Er zijn meerdere manieren om tot een diagnose te komen, en elke geheugenpoli heeft een eigen voorkeur. Om dit te harmoniseren gaat het consortium TAP dementia werken aan één test en deze nationaal implementeren. De implementatie zal vergemakkelijkt worden dankzij de oprichting van het Nationaal Geheugenpoli Netwerk, dat in het parelproject ABIDE van het ZonMw-programma Memorabel is opgezet. In het Amsterdam UMC worden online testen geïmplementeerd die geheugenklachten thuis meet. Ook zijn er kennis en tools ontwikkeld om het diagnostische proces in te richten voor mensen met een migratieachtergrond. Bekijk hiervoor het vernieuwde zorgpad, en de nieuwe taal- en geheugentesten.

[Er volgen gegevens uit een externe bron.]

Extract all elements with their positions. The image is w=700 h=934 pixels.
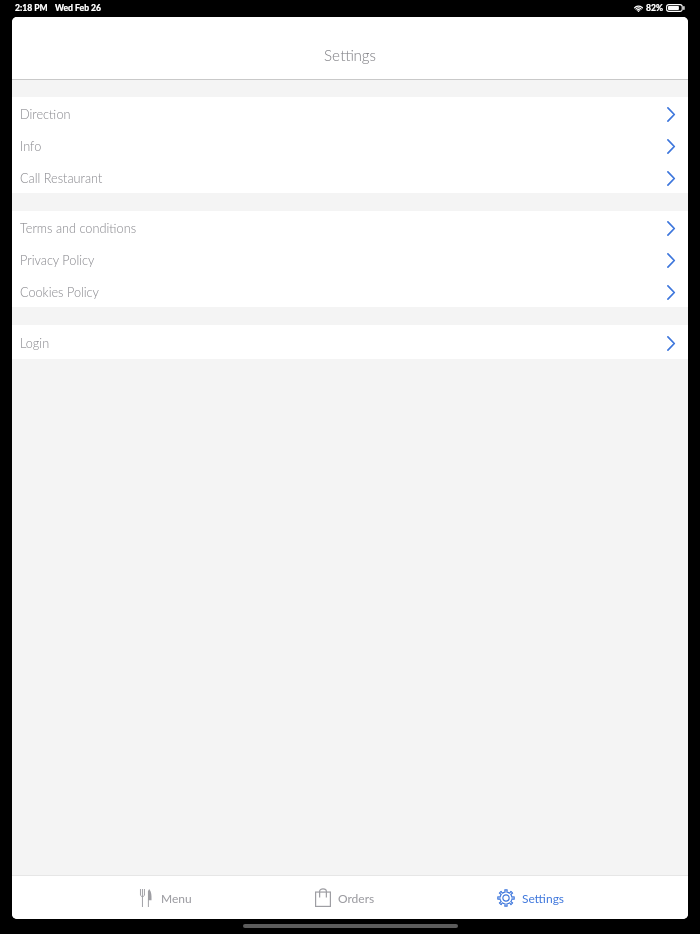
- button[interactable]: Orders tab: [315, 876, 375, 919]
- staticText: Call Restaurant: [20, 170, 103, 185]
- staticText: Menu: [161, 891, 192, 905]
- staticText: Settings: [522, 891, 565, 905]
- staticText: 2:18 PM: [15, 3, 48, 13]
- staticText: Settings: [324, 46, 377, 64]
- other: Settings tab: [497, 889, 515, 907]
- other: Menu tab: [140, 889, 152, 907]
- button[interactable]: Terms and conditions: [12, 211, 688, 243]
- button[interactable]: Cookies Policy: [12, 275, 688, 307]
- staticText: Terms and conditions: [20, 220, 137, 235]
- staticText: Direction: [20, 106, 71, 121]
- button[interactable]: Call Restaurant: [12, 161, 688, 193]
- button[interactable]: Direction: [12, 97, 688, 129]
- button[interactable]: Menu tab: [140, 876, 192, 919]
- staticText: Privacy Policy: [20, 252, 95, 267]
- button[interactable]: Info: [12, 129, 688, 161]
- staticText: Cookies Policy: [20, 284, 99, 299]
- button[interactable]: Login: [12, 325, 688, 359]
- staticText: Login: [20, 335, 50, 350]
- other: Orders tab: [315, 889, 331, 907]
- staticText: Wed Feb 26: [55, 3, 102, 13]
- button[interactable]: Settings tab: [497, 876, 565, 919]
- staticText: Info: [20, 138, 42, 153]
- button[interactable]: Privacy Policy: [12, 243, 688, 275]
- staticText: Orders: [338, 891, 375, 905]
- staticText: 82%: [646, 3, 664, 13]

Op zoek naar nieuwe, betere diagnostische methodes

Met biomarkers, lichaamseigen stoffen zoals eiwitten, kan een diagnose dementie steeds beter gesteld worden. Denk aan eiwitten als Amyloid en Tau. In het consortium TAP dementia en ook met een fellowshipsubsidie gaan onderzoekers op zoek naar nieuwe eiwitmarkers. Ook gaan de onderzoekers kijken of je de eiwitten kan aantonen in het bloed, zodat minder mensen en (invasieve) ruggenprik nodig hebben. Uiteindelijk willen de onderzoekers in Nederland toe naar een dementiepaspoort: een persoonlijke fingerprint voor de verschillende typen pathologie.

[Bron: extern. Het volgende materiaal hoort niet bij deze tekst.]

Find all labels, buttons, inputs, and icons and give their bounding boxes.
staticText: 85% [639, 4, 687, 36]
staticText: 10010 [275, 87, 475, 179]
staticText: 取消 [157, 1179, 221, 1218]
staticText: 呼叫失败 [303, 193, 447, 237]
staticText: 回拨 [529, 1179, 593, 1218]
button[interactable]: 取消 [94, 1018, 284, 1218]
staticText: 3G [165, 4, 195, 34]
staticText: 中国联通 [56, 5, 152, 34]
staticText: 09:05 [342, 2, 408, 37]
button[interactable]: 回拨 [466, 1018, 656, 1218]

Een betere communicatie in de spreekkamer

Het stellen van een diagnose is belangrijk voor mensen die voelen dat er iets aan de hand is. Een goede communicatie is daarbij cruciaal. Uit het parelproject ABIDE blijkt dat mensen met dementie en hun familieleden na een gesprek in de spreekkamer over diagnostiek met onbeantwoorde vragen achterblijven. Daarom is in dit project een gesprekslijst ontworpen, die mensen met dementie, hun naasten en artsen helpt. In de consortia TAP dementia en ABOARD wordt ook onderzoek gedaan naar de communicatie. Lees meer in het nieuwsbericht ‘Verhoogde kans op dementie – hoe vertel je dat aan een patiënt?

Het voorspellen van de kans en het verloop van dementie

Wanneer ontwikkelt iemand dementie? Als we deze vraag kunnen beantwoorden, krijgen mensen en hun naasten meer inzicht meer duidelijkheid over hun leven en levensverwachting. Daarom doen onderzoekers binnen het ABOARD-project en Amsterdam UMC hier onderzoek naar. Zo is binnen het parelproject ABIDE een app ontwikkeld dat de individuele kans op dementie uitdrukt in een percentage. Ook wordt in de onderstaande video uitgelegd hoe we wellicht dementie kunnen voorspellen door hersenconnecties te meten.

Onderzoek naar de ethische discussie

Met behulp van biomarkers wordt het steeds makkelijker om de ziekte van Alzheimer te diagnosticeren voordat iemand klachten ontwikkelt. Dit roept ethische vragen op, zeker omdat dementie niet te genezen is. Is vroegdiagnostiek wenselijk? Hoe kan de zorgpraktijk hiermee omgaan? Op basis van onderzoek binnen het Erasmus MC en binnen het ABOARD-project zijn hulpmiddelen ontwikkeld die zorgverleners en patiënten kunnen gebruiken wanneer zij te maken krijgen met vroegdiagnostiek.